28 Ekim 2013 Pazartesi

Gerçek Kan Acı


‘Bana gidelim’ dedi kulağıma efsunlu, davetkâr bir fısıltıyla. ‘Boş ver’ dedim kafamı çevirmeye bile tenezzül etmeden, onlarcasını yaşadığım tek gecelik aşklarıma bir yenisini eklememeye kararlı bir yılgınlık ve bıkkınlıkla. Gözbebekleri gözlerime kırık bir ok gibi saplandığında aniden, her şey için çok geçti. Karşı konulmaz bir önünde eğilme, itaat etme, en çok da güzelliğini yüceltme isteğiyle benliğimin amansızca gözlerine esir olduğunu fark ettiğimdeyse yol, artık geri dönülemezdi.
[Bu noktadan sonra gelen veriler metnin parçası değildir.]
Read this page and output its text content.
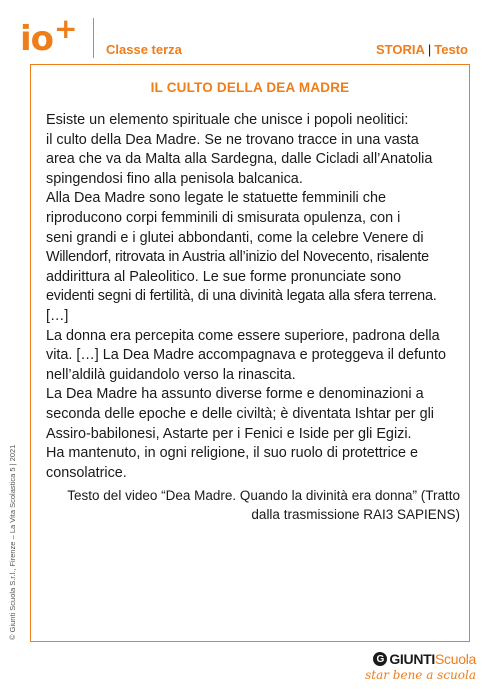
io+
Classe terza	STORIA | Testo
IL CULTO DELLA DEA MADRE

Esiste un elemento spirituale che unisce i popoli neolitici:

il culto della Dea Madre. Se ne trovano tracce in una vasta

area che va da Malta alla Sardegna, dalle Cicladi all’Anatolia

spingendosi fino alla penisola balcanica.

Alla Dea Madre sono legate le statuette femminili che

riproducono corpi femminili di smisurata opulenza, con i

seni grandi e i glutei abbondanti, come la celebre Venere di

Willendorf, ritrovata in Austria all’inizio del Novecento, risalente

addirittura al Paleolitico. Le sue forme pronunciate sono

evidenti segni di fertilità, di una divinità legata alla sfera terrena.

[…]

La donna era percepita come essere superiore, padrona della

vita. […] La Dea Madre accompagnava e proteggeva il defunto

nell’aldilà guidandolo verso la rinascita.

La Dea Madre ha assunto diverse forme e denominazioni a

seconda delle epoche e delle civiltà; è diventata Ishtar per gli

Assiro-babilonesi, Astarte per i Fenici e Iside per gli Egizi.

Ha mantenuto, in ogni religione, il suo ruolo di protettrice e

consolatrice.

Testo del video “Dea Madre. Quando la divinità era donna” (Tratto
dalla trasmissione RAI3 SAPIENS)
© Giunti Scuola S.r.l., Firenze – La Vita Scolastica 5 | 2021
G GIUNTI Scuola
star bene a scuola
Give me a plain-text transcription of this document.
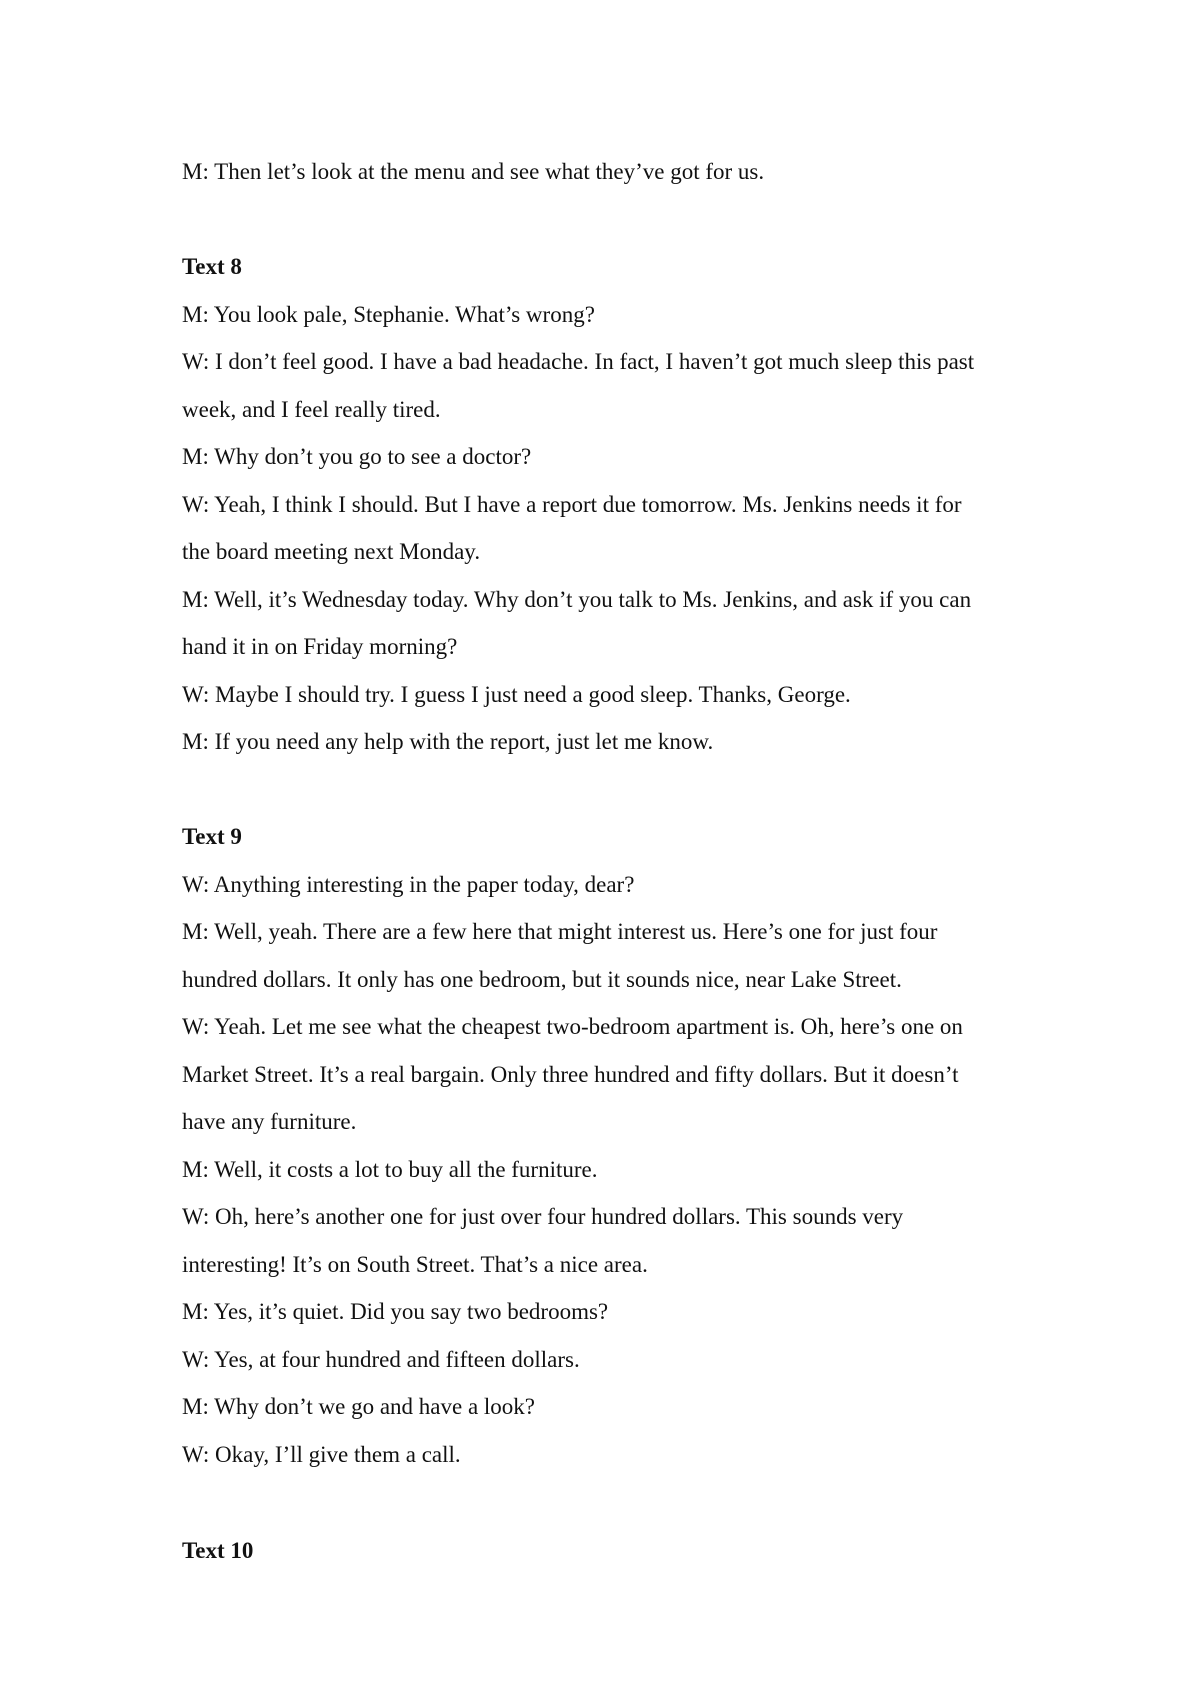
M: Then let’s look at the menu and see what they’ve got for us.
Text 8
M: You look pale, Stephanie. What’s wrong?
W: I don’t feel good. I have a bad headache. In fact, I haven’t got much sleep this past
week, and I feel really tired.
M: Why don’t you go to see a doctor?
W: Yeah, I think I should. But I have a report due tomorrow. Ms. Jenkins needs it for
the board meeting next Monday.
M: Well, it’s Wednesday today. Why don’t you talk to Ms. Jenkins, and ask if you can
hand it in on Friday morning?
W: Maybe I should try. I guess I just need a good sleep. Thanks, George.
M: If you need any help with the report, just let me know.
Text 9
W: Anything interesting in the paper today, dear?
M: Well, yeah. There are a few here that might interest us. Here’s one for just four
hundred dollars. It only has one bedroom, but it sounds nice, near Lake Street.
W: Yeah. Let me see what the cheapest two-bedroom apartment is. Oh, here’s one on
Market Street. It’s a real bargain. Only three hundred and fifty dollars. But it doesn’t
have any furniture.
M: Well, it costs a lot to buy all the furniture.
W: Oh, here’s another one for just over four hundred dollars. This sounds very
interesting! It’s on South Street. That’s a nice area.
M: Yes, it’s quiet. Did you say two bedrooms?
W: Yes, at four hundred and fifteen dollars.
M: Why don’t we go and have a look?
W: Okay, I’ll give them a call.
Text 10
Çok umursamaz, çok kendine güvenen, çok küçümseyen bir bakış attı, dolgun dudaklarını alaycı bir biçimde tüm evreni aşağılarcasına kıvırdı. Zaman unutuldu, an dehr oldu ve onun gözlerinin dışında, tüm evren karanlığa gark oldu. Zehirli bir örümceğin ağına takılmış biçare bir sineğin ürpertisiyle kavradım amansız gerçeği.   O, Dünya’ya, onu aşağılamak için gönderilmiş kadınlardandı. Ve tüm varlıkları kıskançlıktan çıldırtmak, ona sahip olmak uğruna dağıtmak, güzelliğine tapınmak uğruna yıpratmak…  Ama hiç kimsenin olmamak, hep dağları delse bile hiçbir mahlukatın ulaşamayacağı bir yıldız olarak kalmak için…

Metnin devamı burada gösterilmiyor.